A decision from a federal district court in New York today affirmed that online hosts shouldn’t have to pay if their users are infringing. The opinion, issued by Judge Louis Stanton of the Southern District of New York, found on summary judgment that Google and YouTube qualified for the safe harbors of the Digital Millennium Copyright Act. By acting to take down infringing postings when it was notified of them, YouTube was able to meet the standards of the law, despite the fact that Viacom complained that YouTube generally knew that infringing works were on the site.
I have to admit that my first reaction upon reading the opinion was simply, “Man, that’s a lot of blockquotes.” Judge Stanton fills nearly the first fifteen pages of a thirty-page opinion with straight quotations from the legislative history of the DMCA, and follows that up with quote after quote and citation after citation of cases that have ruled on these issues.

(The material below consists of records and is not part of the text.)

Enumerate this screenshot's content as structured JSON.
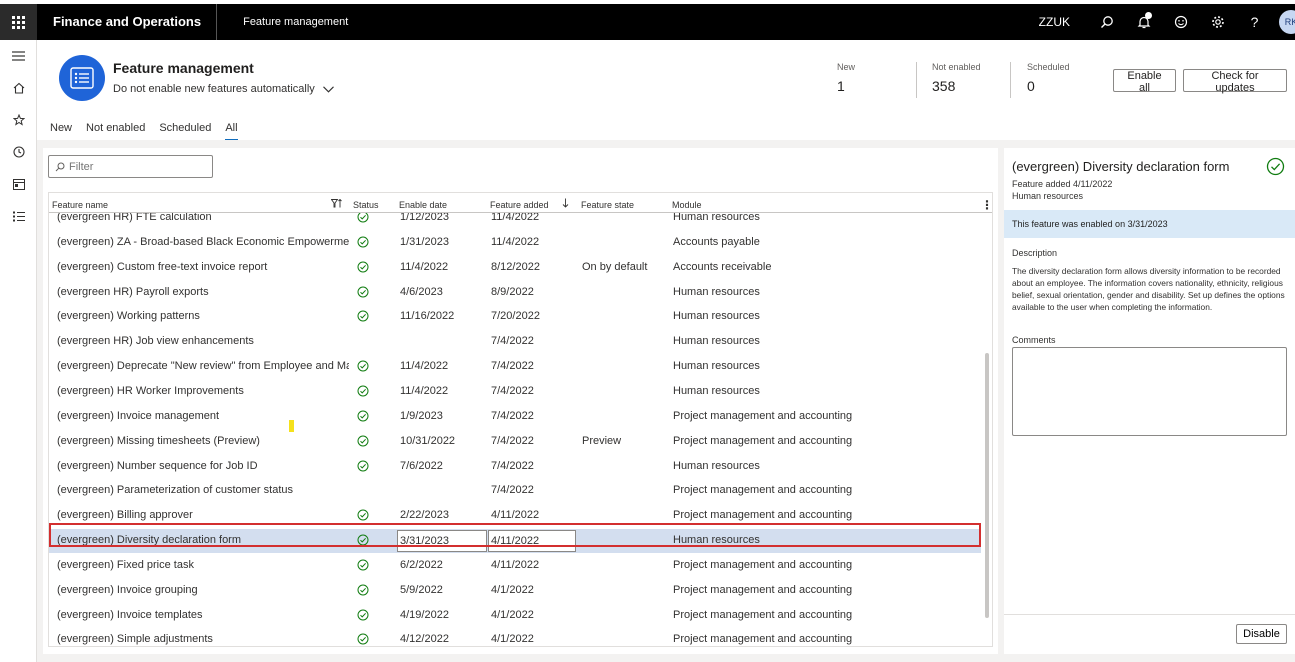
{
  "topbar": {
    "app_name": "Finance and Operations",
    "breadcrumb": "Feature management",
    "company": "ZZUK",
    "avatar_initials": "RK"
  },
  "header": {
    "title": "Feature management",
    "auto_enable_option": "Do not enable new features automatically",
    "kpis": [
      {
        "label": "New",
        "value": "1"
      },
      {
        "label": "Not enabled",
        "value": "358"
      },
      {
        "label": "Scheduled",
        "value": "0"
      }
    ],
    "enable_all_label": "Enable all",
    "check_updates_label": "Check for updates"
  },
  "tabs": [
    {
      "label": "New",
      "active": false
    },
    {
      "label": "Not enabled",
      "active": false
    },
    {
      "label": "Scheduled",
      "active": false
    },
    {
      "label": "All",
      "active": true
    }
  ],
  "filter": {
    "placeholder": "Filter"
  },
  "grid": {
    "columns": [
      "Feature name",
      "Status",
      "Enable date",
      "Feature added",
      "Feature state",
      "Module"
    ],
    "rows": [
      {
        "name": "(evergreen HR) FTE calculation",
        "enabled": true,
        "enable_date": "1/12/2023",
        "added": "11/4/2022",
        "state": "",
        "module": "Human resources"
      },
      {
        "name": "(evergreen) ZA - Broad-based Black Economic Empowermen...",
        "enabled": true,
        "enable_date": "1/31/2023",
        "added": "11/4/2022",
        "state": "",
        "module": "Accounts payable"
      },
      {
        "name": "(evergreen) Custom free-text invoice report",
        "enabled": true,
        "enable_date": "11/4/2022",
        "added": "8/12/2022",
        "state": "On by default",
        "module": "Accounts receivable"
      },
      {
        "name": "(evergreen HR) Payroll exports",
        "enabled": true,
        "enable_date": "4/6/2023",
        "added": "8/9/2022",
        "state": "",
        "module": "Human resources"
      },
      {
        "name": "(evergreen) Working patterns",
        "enabled": true,
        "enable_date": "11/16/2022",
        "added": "7/20/2022",
        "state": "",
        "module": "Human resources"
      },
      {
        "name": "(evergreen HR) Job view enhancements",
        "enabled": false,
        "enable_date": "",
        "added": "7/4/2022",
        "state": "",
        "module": "Human resources"
      },
      {
        "name": "(evergreen) Deprecate \"New review\" from Employee and Ma...",
        "enabled": true,
        "enable_date": "11/4/2022",
        "added": "7/4/2022",
        "state": "",
        "module": "Human resources"
      },
      {
        "name": "(evergreen) HR Worker Improvements",
        "enabled": true,
        "enable_date": "11/4/2022",
        "added": "7/4/2022",
        "state": "",
        "module": "Human resources"
      },
      {
        "name": "(evergreen) Invoice management",
        "enabled": true,
        "enable_date": "1/9/2023",
        "added": "7/4/2022",
        "state": "",
        "module": "Project management and accounting"
      },
      {
        "name": "(evergreen) Missing timesheets (Preview)",
        "enabled": true,
        "enable_date": "10/31/2022",
        "added": "7/4/2022",
        "state": "Preview",
        "module": "Project management and accounting"
      },
      {
        "name": "(evergreen) Number sequence for Job ID",
        "enabled": true,
        "enable_date": "7/6/2022",
        "added": "7/4/2022",
        "state": "",
        "module": "Human resources"
      },
      {
        "name": "(evergreen) Parameterization of customer status",
        "enabled": false,
        "enable_date": "",
        "added": "7/4/2022",
        "state": "",
        "module": "Project management and accounting"
      },
      {
        "name": "(evergreen) Billing approver",
        "enabled": true,
        "enable_date": "2/22/2023",
        "added": "4/11/2022",
        "state": "",
        "module": "Project management and accounting"
      },
      {
        "name": "(evergreen) Diversity declaration form",
        "enabled": true,
        "enable_date": "3/31/2023",
        "added": "4/11/2022",
        "state": "",
        "module": "Human resources",
        "selected": true
      },
      {
        "name": "(evergreen) Fixed price task",
        "enabled": true,
        "enable_date": "6/2/2022",
        "added": "4/11/2022",
        "state": "",
        "module": "Project management and accounting"
      },
      {
        "name": "(evergreen) Invoice grouping",
        "enabled": true,
        "enable_date": "5/9/2022",
        "added": "4/1/2022",
        "state": "",
        "module": "Project management and accounting"
      },
      {
        "name": "(evergreen) Invoice templates",
        "enabled": true,
        "enable_date": "4/19/2022",
        "added": "4/1/2022",
        "state": "",
        "module": "Project management and accounting"
      },
      {
        "name": "(evergreen) Simple adjustments",
        "enabled": true,
        "enable_date": "4/12/2022",
        "added": "4/1/2022",
        "state": "",
        "module": "Project management and accounting"
      }
    ]
  },
  "detail": {
    "title": "(evergreen) Diversity declaration form",
    "feature_added": "Feature added 4/11/2022",
    "module": "Human resources",
    "enabled_banner": "This feature was enabled on 3/31/2023",
    "description_label": "Description",
    "description": "The diversity declaration form allows diversity information to be recorded about an employee. The information covers nationality, ethnicity, religious belief, sexual orientation, gender and disability. Set up defines the options available to the user when completing the information.",
    "comments_label": "Comments",
    "disable_label": "Disable"
  },
  "colors": {
    "accent": "#0f6cbd",
    "check_green": "#107c10",
    "selected_row": "#d3deef",
    "selection_outline": "#d32f2f"
  }
}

But there’s something telling in that. The wealth of legislative history and precedent visible in this opinion shows just how uncontroversial the decision is. An online host is only liable if it doesn’t take down specific instances of infringement it actually knows about. That’s been well established, as have the principles that the host doesn’t have a duty to actively monitor everything on the site, or that the online service can do more than merely store works. If the parties involved here had been a small video blogger and a local bulletin board, this case would have attracted almost no media attention, because it’s not breaking any new legal ground. The amount of attention—the reason this is a big deal—is really due to the size of the companies and the numbers at stake. The only new ground that could have been broken would have been if the judge had deviated from the history of the statute and the ever-lengthening line of precedent that reaches just the same conclusion.